Eu nem nunca li, mas lerei em breve.

Christiano disse...

Obrigado, Tamar e Badá, pela visita.
Leiam vale a pena. As pessoas costumam reclamar da goegrafia poética da primeira parte: o texto é tão árido quanto vasto, e as palavras são ásperas com as pedras e a canícula da caatinga (comentário de Gilberto Freire). Em parte é verdade, mas eu usei um truque: lia como se estive rastreando o Sertão com satélite. Garanta que a sensação é xatamente esta.

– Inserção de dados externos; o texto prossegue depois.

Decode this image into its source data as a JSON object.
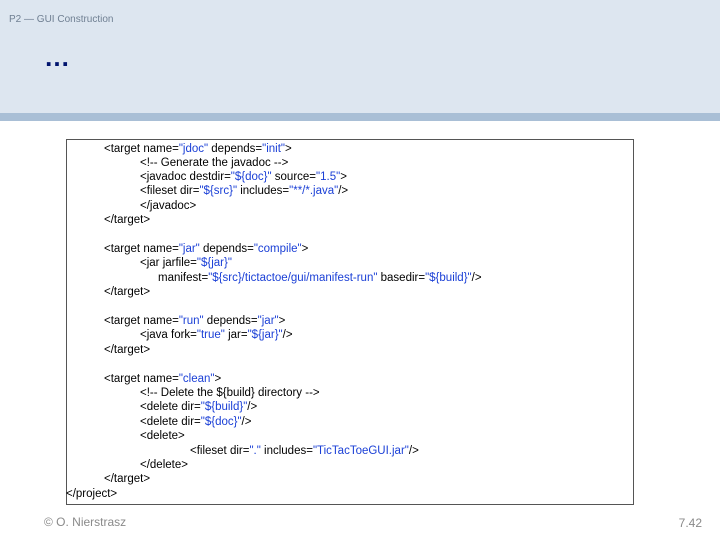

Aliás, pensando bem, nem o Google Earth consegue oferecer imagem melhor.
E como vcs moram na Bahia, vai haver, certamente, uma familiarização com a paisagem. Ah, Badá, um detalhe: essa primeira parte foi escrita quando ele estava cruzando a chapada Diamantina.
Não preciso dizer mais nada.

helentry disse...

Olhe, dois membros de meu grupo de leitura estão praticando a peripécia desta viagem.Mas eu não me atrevia.Já conheço trechos do livro e sempre adiei esta leitura. Porém você, como sempre, conseguiu despertar meu interesse.Será que eu teria tempo de ler até 20 de setembro?Abraços e obrigada, geniozinho.
Elô

Unknown disse...

Parabéns,amigão.Você está a cada dia melhor.